Firefighters have been working all night in New South Wales, trying to contain contain blazes which are still burning across the state.
Hundreds of homes have already been lost, and at least one person has been confirmed dead, with authorities warning more bodies could be discovered as they begin to investigate burned-out buildings.
One quote from New South Wales Premier Barry O’Farrell, giving during a sober press conference yesterday evening speaks to the severity of the situation:
“I suspect if we get through that without the loss of life we should all thank God for miracles.”
According to authorities around 2,000 firefighters are still trying to put out multiple blazes across the state, and police and rescue units will today try to find residents who are unaccounted for.
The worst fires appear to be at Springwood and Lithgow — both in the Blue Mountains, as well as another near Newcastle at Nords Wharf. Emergency warnings remain in place for all three.
There were reports late yesterday evening that traffic on the Hume Highway was backed-up for 30 kilometres after it was shut in both directions as a result of the infernos, and major delays are expected this morning.
Hundreds of residents were forced to evacuate, and spent the night in emergency accommodation. There were also mass power outages which effected thousands of homes.
In a statement released on Facebook New South Wales Fire Commissioner Shane Fitzsimmons said the full extend of the carnage was yet to be revealed.
“It has clearly been a difficult and dangerous day for many of our members, and for communities affected by fires in areas including the Blue Mountains, Port Stephens, Lake Macquarie and Wingecarribee, as well as the Hunter, South Coast and northern region of NSW,” he said.
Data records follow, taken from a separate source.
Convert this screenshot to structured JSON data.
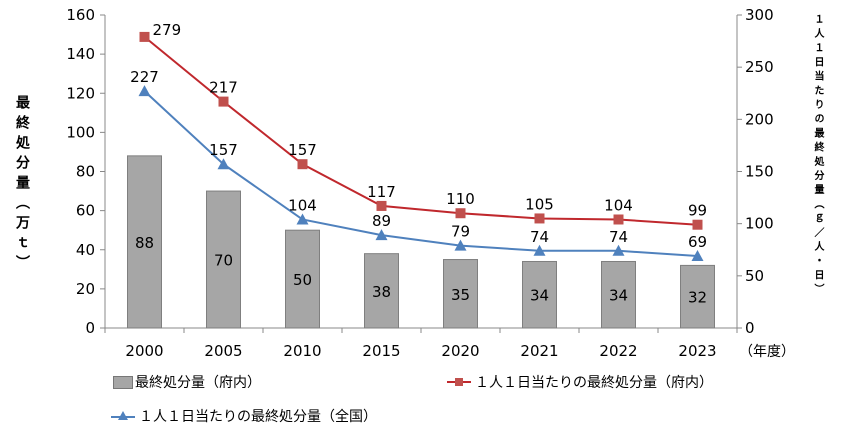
{
  "chart_data": {
    "type": "bar+line",
    "categories": [
      "2000",
      "2005",
      "2010",
      "2015",
      "2020",
      "2021",
      "2022",
      "2023"
    ],
    "x_unit_label": "（年度）",
    "ylabel_left": "最終処分量（万ｔ）",
    "ylabel_right": "１人１日当たりの最終処分量（ｇ／人・日）",
    "ylim_left": [
      0,
      160
    ],
    "yticks_left": [
      0,
      20,
      40,
      60,
      80,
      100,
      120,
      140,
      160
    ],
    "ylim_right": [
      0,
      300
    ],
    "yticks_right": [
      0,
      50,
      100,
      150,
      200,
      250,
      300
    ],
    "grid": false,
    "legend_placement": "bottom",
    "series": [
      {
        "name": "最終処分量（府内）",
        "type": "bar",
        "axis": "left",
        "color": "#a6a6a6",
        "values": [
          88,
          70,
          50,
          38,
          35,
          34,
          34,
          32
        ]
      },
      {
        "name": "１人１日当たりの最終処分量（府内）",
        "type": "line",
        "marker": "square",
        "axis": "right",
        "color": "#c0282d",
        "marker_color": "#c0504d",
        "values": [
          279,
          217,
          157,
          117,
          110,
          105,
          104,
          99
        ]
      },
      {
        "name": "１人１日当たりの最終処分量（全国）",
        "type": "line",
        "marker": "triangle",
        "axis": "right",
        "color": "#4f81bd",
        "values": [
          227,
          157,
          104,
          89,
          79,
          74,
          74,
          69
        ]
      }
    ]
  }
}
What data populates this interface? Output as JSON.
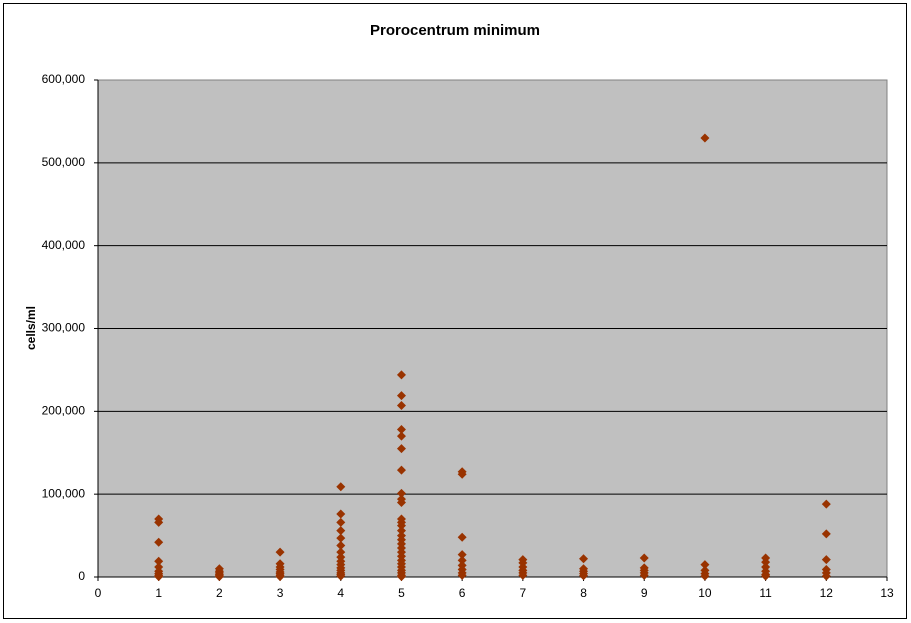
{
  "chart_data": {
    "type": "scatter",
    "title": "Prorocentrum minimum",
    "y_label": "cells/ml",
    "color": "#993300",
    "x": [
      1,
      1,
      1,
      1,
      1,
      1,
      1,
      1,
      1,
      2,
      2,
      2,
      2,
      2,
      2,
      3,
      3,
      3,
      3,
      3,
      3,
      3,
      3,
      4,
      4,
      4,
      4,
      4,
      4,
      4,
      4,
      4,
      4,
      4,
      4,
      4,
      4,
      4,
      5,
      5,
      5,
      5,
      5,
      5,
      5,
      5,
      5,
      5,
      5,
      5,
      5,
      5,
      5,
      5,
      5,
      5,
      5,
      5,
      5,
      5,
      5,
      5,
      5,
      5,
      5,
      6,
      6,
      6,
      6,
      6,
      6,
      6,
      6,
      6,
      7,
      7,
      7,
      7,
      7,
      7,
      8,
      8,
      8,
      8,
      8,
      9,
      9,
      9,
      9,
      9,
      10,
      10,
      10,
      10,
      10,
      11,
      11,
      11,
      11,
      11,
      11,
      12,
      12,
      12,
      12,
      12,
      12
    ],
    "values": [
      70000,
      66000,
      42000,
      19000,
      12000,
      7000,
      4000,
      2000,
      500,
      10000,
      7000,
      5000,
      3000,
      1500,
      500,
      30000,
      16000,
      12000,
      9000,
      6000,
      4000,
      2000,
      500,
      109000,
      76000,
      66000,
      56000,
      47000,
      38000,
      30000,
      24000,
      19000,
      15000,
      11000,
      8000,
      5000,
      3000,
      1000,
      244000,
      219000,
      207000,
      178000,
      170000,
      155000,
      129000,
      101000,
      94000,
      90000,
      70000,
      66000,
      62000,
      56000,
      50000,
      45000,
      40000,
      35000,
      30000,
      25000,
      20000,
      16000,
      12000,
      8000,
      5000,
      2000,
      500,
      127000,
      124000,
      48000,
      27000,
      20000,
      14000,
      9000,
      5000,
      2000,
      21000,
      17000,
      12000,
      8000,
      5000,
      2000,
      22000,
      10000,
      7000,
      4000,
      1500,
      23000,
      11000,
      8000,
      5000,
      2000,
      530000,
      15000,
      8000,
      4000,
      1000,
      23000,
      18000,
      12000,
      7000,
      3000,
      1000,
      88000,
      52000,
      21000,
      9000,
      5000,
      1000
    ],
    "xlim": [
      0,
      13
    ],
    "xticks": [
      0,
      1,
      2,
      3,
      4,
      5,
      6,
      7,
      8,
      9,
      10,
      11,
      12,
      13
    ],
    "ylim": [
      0,
      600000
    ],
    "yticks": [
      0,
      {
        "value": 100000,
        "label": "100,000"
      },
      {
        "value": 200000,
        "label": "200,000"
      },
      {
        "value": 300000,
        "label": "300,000"
      },
      {
        "value": 400000,
        "label": "400,000"
      },
      {
        "value": 500000,
        "label": "500,000"
      },
      {
        "value": 600000,
        "label": "600,000"
      }
    ],
    "grid": true
  }
}
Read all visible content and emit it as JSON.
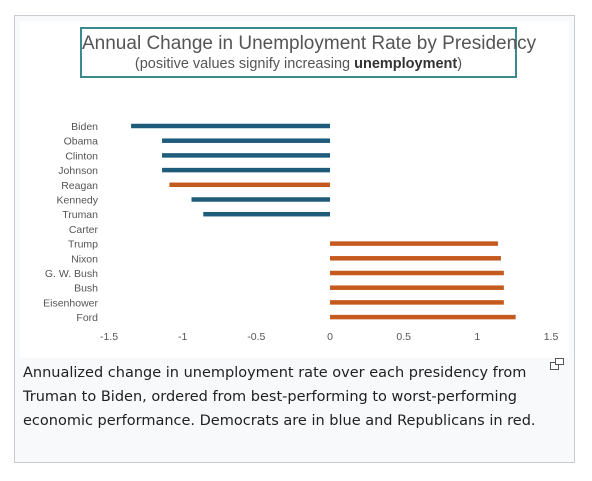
{
  "chart_data": {
    "type": "bar",
    "orientation": "horizontal",
    "title": "Annual Change in Unemployment Rate by Presidency",
    "subtitle_prefix": "(positive values signify increasing ",
    "subtitle_bold": "unemployment",
    "subtitle_suffix": ")",
    "categories": [
      "Biden",
      "Obama",
      "Clinton",
      "Johnson",
      "Reagan",
      "Kennedy",
      "Truman",
      "Carter",
      "Trump",
      "Nixon",
      "G. W. Bush",
      "Bush",
      "Eisenhower",
      "Ford"
    ],
    "values": [
      -1.35,
      -1.14,
      -1.14,
      -1.14,
      -1.09,
      -0.94,
      -0.86,
      0.0,
      1.14,
      1.16,
      1.18,
      1.18,
      1.18,
      1.26
    ],
    "parties": [
      "D",
      "D",
      "D",
      "D",
      "R",
      "D",
      "D",
      "D",
      "R",
      "R",
      "R",
      "R",
      "R",
      "R"
    ],
    "party_colors": {
      "D": "#1f5b7a",
      "R": "#c55a1f"
    },
    "xlim": [
      -1.5,
      1.5
    ],
    "xticks": [
      -1.5,
      -1,
      -0.5,
      0,
      0.5,
      1,
      1.5
    ],
    "xtick_labels": [
      "-1.5",
      "-1",
      "-0.5",
      "0",
      "0.5",
      "1",
      "1.5"
    ],
    "grid": false,
    "legend": "none"
  },
  "caption": "Annualized change in unemployment rate over each presidency from Truman to Biden, ordered from best-performing to worst-performing economic performance. Democrats are in blue and Republicans in red.",
  "magnify_icon": "magnify-clip-icon"
}
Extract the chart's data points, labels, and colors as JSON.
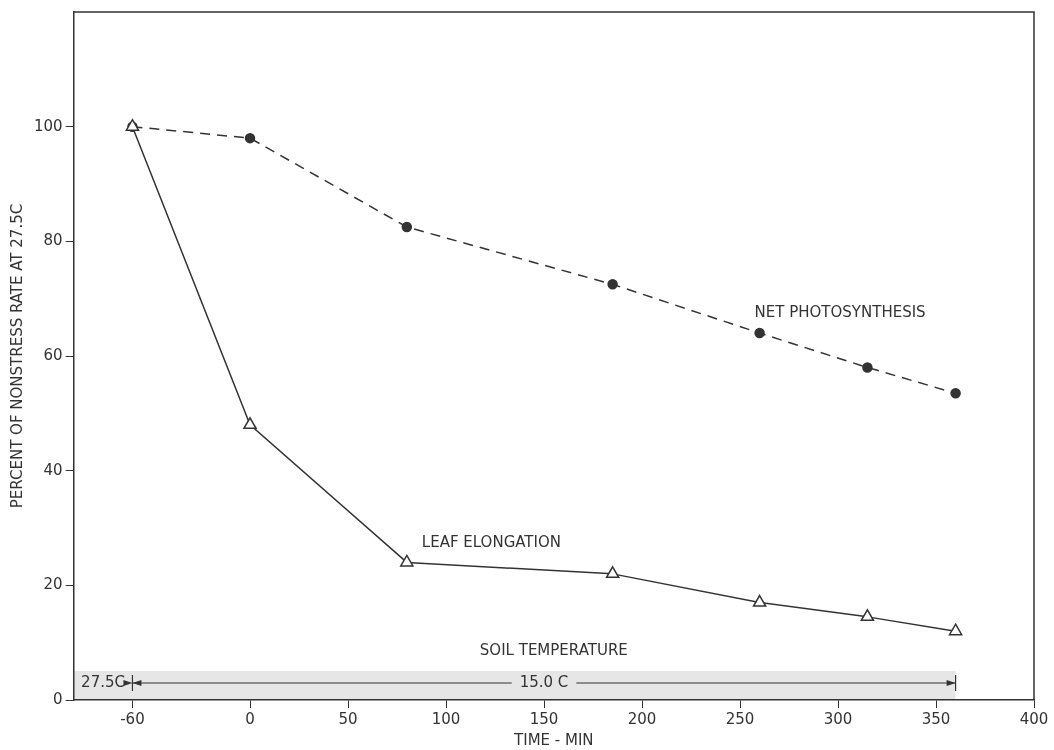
{
  "chart_data": {
    "type": "line",
    "xlabel": "TIME - MIN",
    "ylabel": "PERCENT OF NONSTRESS RATE AT 27.5C",
    "xlim": [
      -90,
      400
    ],
    "xticks": [
      -60,
      0,
      50,
      100,
      150,
      200,
      250,
      300,
      350,
      400
    ],
    "ylim": [
      0,
      120
    ],
    "yticks": [
      0,
      20,
      40,
      60,
      80,
      100
    ],
    "grid": false,
    "legend": false,
    "series": [
      {
        "name": "NET PHOTOSYNTHESIS",
        "color": "#333333",
        "line_style": "dashed",
        "marker": "circle",
        "x": [
          -60,
          0,
          80,
          185,
          260,
          315,
          360
        ],
        "values": [
          100,
          98,
          82.5,
          72.5,
          64,
          58,
          53.5
        ]
      },
      {
        "name": "LEAF ELONGATION",
        "color": "#333333",
        "line_style": "solid",
        "marker": "triangle",
        "x": [
          -60,
          0,
          80,
          185,
          260,
          315,
          360
        ],
        "values": [
          100,
          48,
          24,
          22,
          17,
          14.5,
          12
        ]
      }
    ],
    "bands": [
      {
        "axis": "x",
        "from": -90,
        "to": -60,
        "label": "27.5C"
      },
      {
        "axis": "x",
        "from": -60,
        "to": 360,
        "label": "15.0 C"
      }
    ],
    "annotations": [
      "SOIL TEMPERATURE"
    ]
  }
}
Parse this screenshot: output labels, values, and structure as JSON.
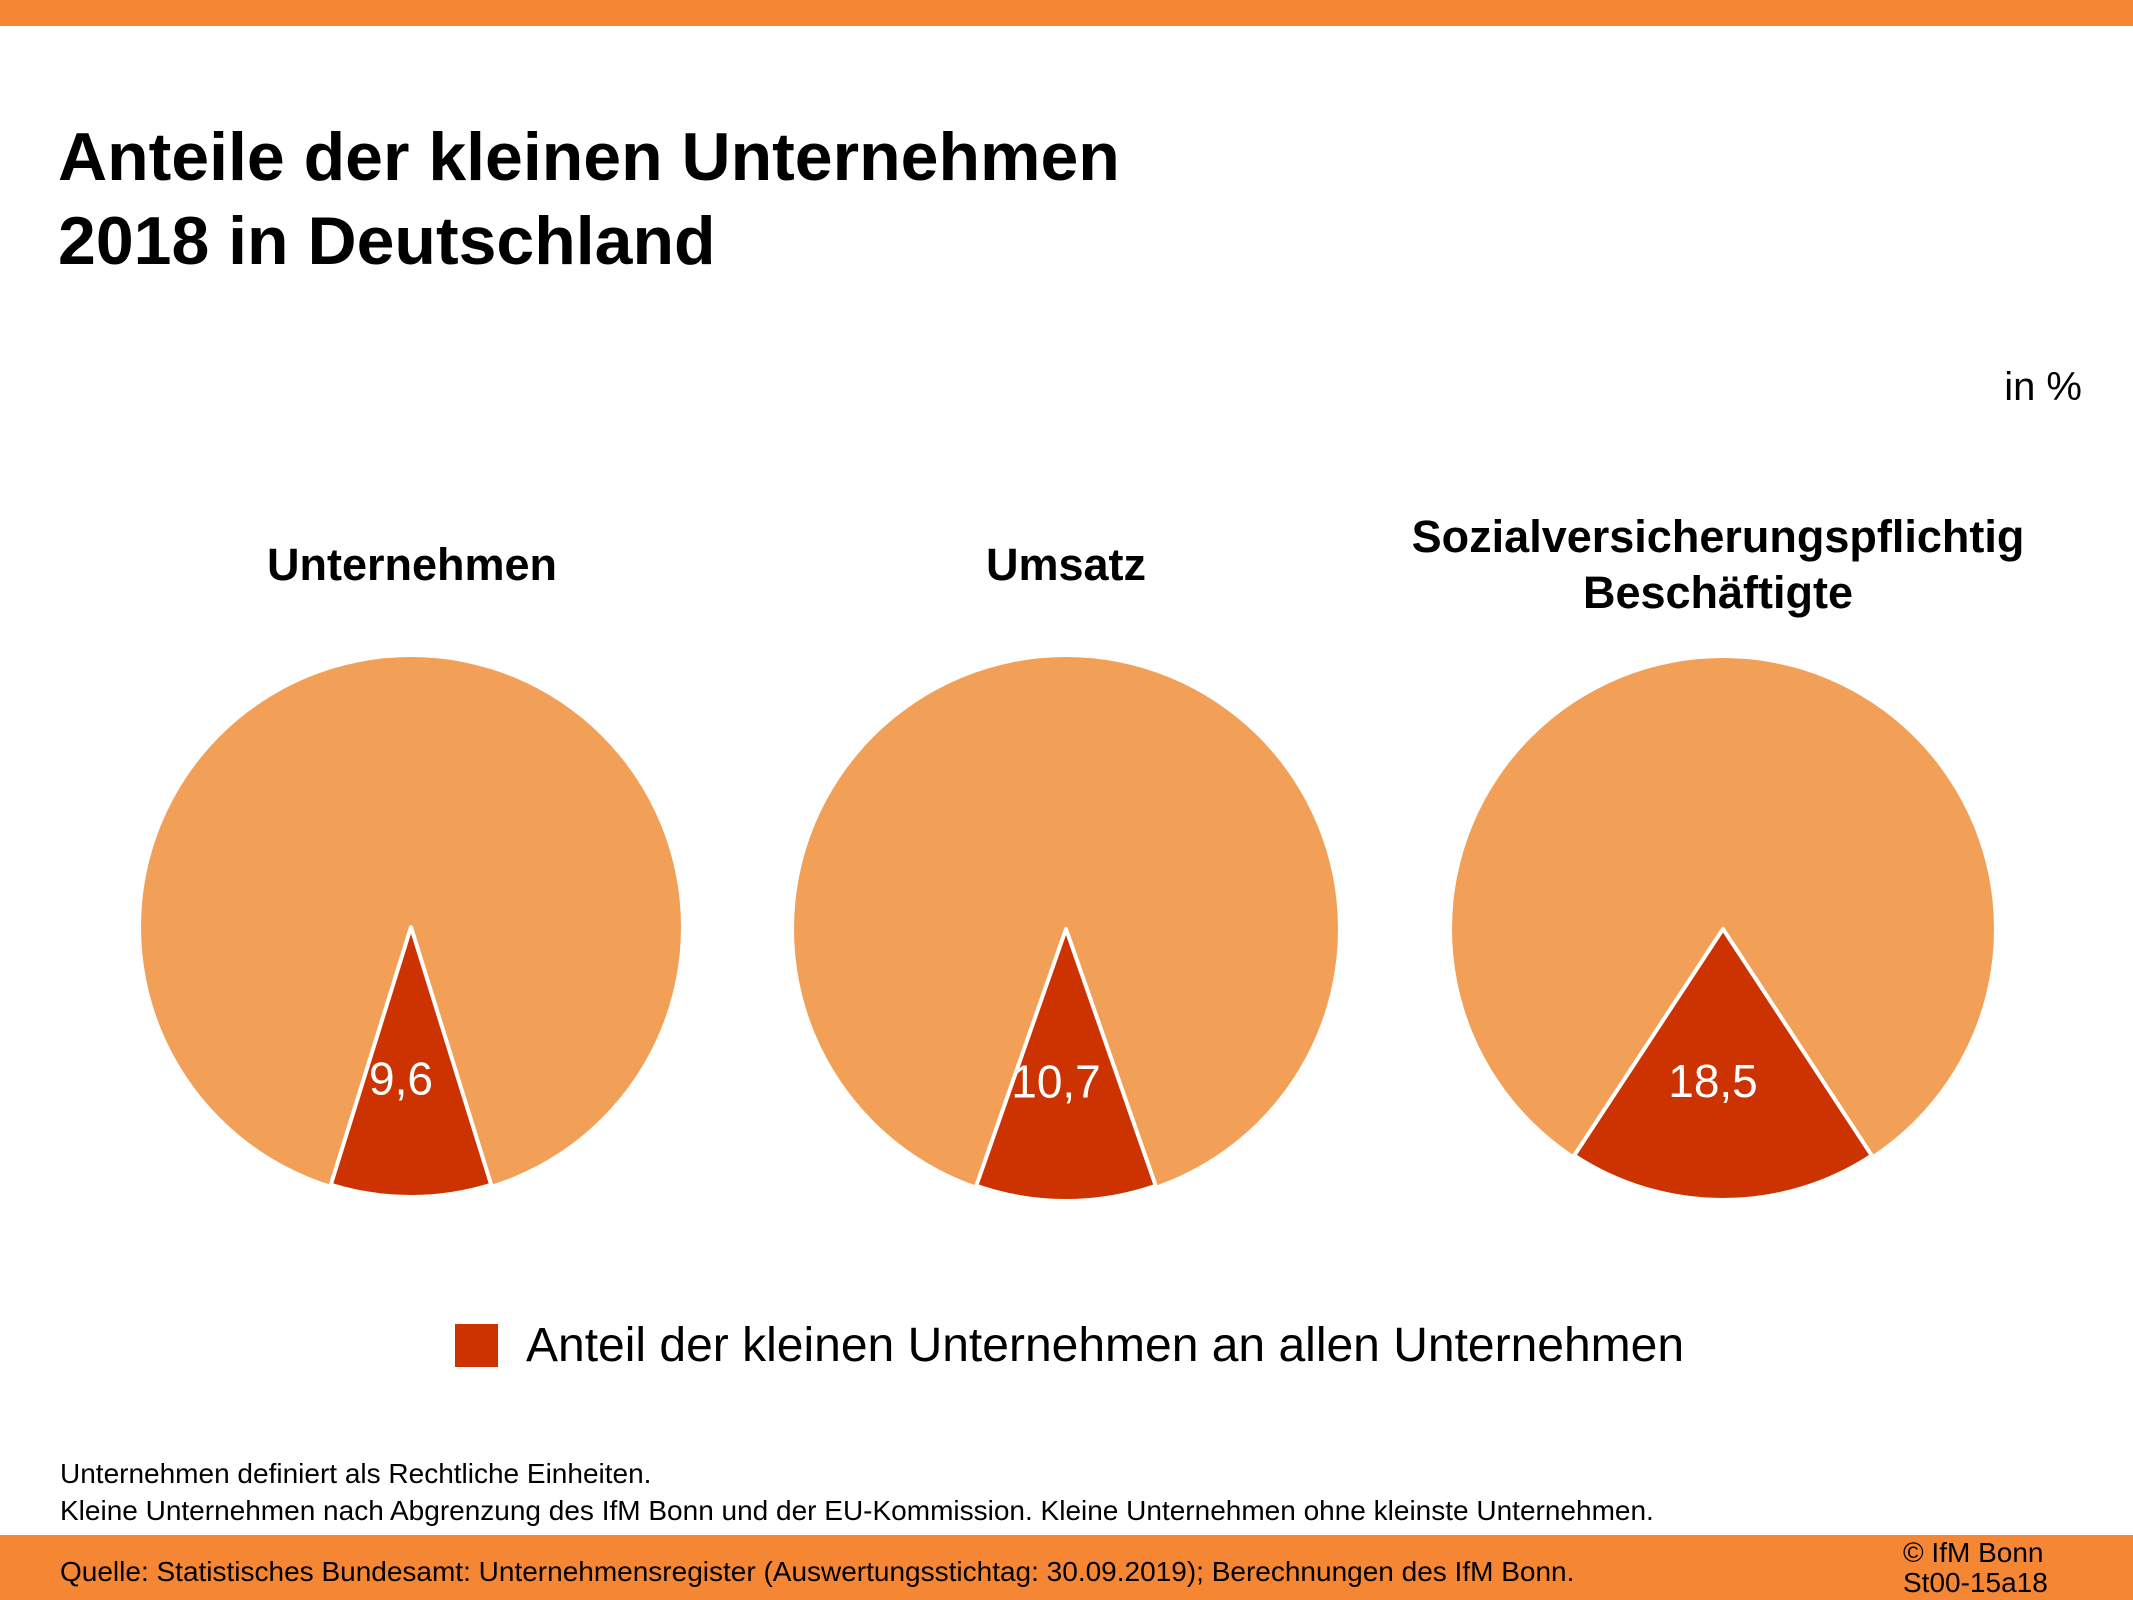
{
  "header": {
    "title_line1": "Anteile der kleinen Unternehmen",
    "title_line2": "2018 in Deutschland",
    "unit": "in %"
  },
  "colors": {
    "accent_bar": "#f58634",
    "pie_rest": "#f2a057",
    "pie_share": "#cc3300"
  },
  "chart_data": [
    {
      "type": "pie",
      "title": "Unternehmen",
      "slices": [
        {
          "label": "Anteil der kleinen Unternehmen an allen Unternehmen",
          "value": 9.6,
          "display": "9,6"
        },
        {
          "label": "",
          "value": 90.4
        }
      ]
    },
    {
      "type": "pie",
      "title": "Umsatz",
      "slices": [
        {
          "label": "Anteil der kleinen Unternehmen an allen Unternehmen",
          "value": 10.7,
          "display": "10,7"
        },
        {
          "label": "",
          "value": 89.3
        }
      ]
    },
    {
      "type": "pie",
      "title": "Sozialversicherungspflichtig Beschäftigte",
      "title_lines": [
        "Sozialversicherungspflichtig",
        "Beschäftigte"
      ],
      "slices": [
        {
          "label": "Anteil der kleinen Unternehmen an allen Unternehmen",
          "value": 18.5,
          "display": "18,5"
        },
        {
          "label": "",
          "value": 81.5
        }
      ]
    }
  ],
  "legend": {
    "label": "Anteil der kleinen Unternehmen an allen Unternehmen",
    "position": "bottom-center"
  },
  "notes": {
    "line1": "Unternehmen definiert als Rechtliche Einheiten.",
    "line2": "Kleine Unternehmen nach Abgrenzung des IfM Bonn und der EU-Kommission. Kleine Unternehmen ohne kleinste Unternehmen."
  },
  "footer": {
    "source": "Quelle: Statistisches Bundesamt: Unternehmensregister (Auswertungsstichtag: 30.09.2019); Berechnungen des IfM Bonn.",
    "copyright": "© IfM Bonn",
    "code": "St00-15a18"
  }
}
“Sadly, indications are there have been substantial losses from these fires. In some of these fire areas it is likely there have been dozens, if not hundreds of homes destroyed.
“These fires will have (long lasting effects) for all involved.”
Earlier, Deputy Rural Fire Service Commissioner Rob Rogers had said the fires were the worst he’d seen in more than a decade and that it would not get better for some time yet.
“It was a very warm winter, a very dry winter … we’re not even one month into spring and we’ve already got this,” he said.
We will have more developments as they come to hand.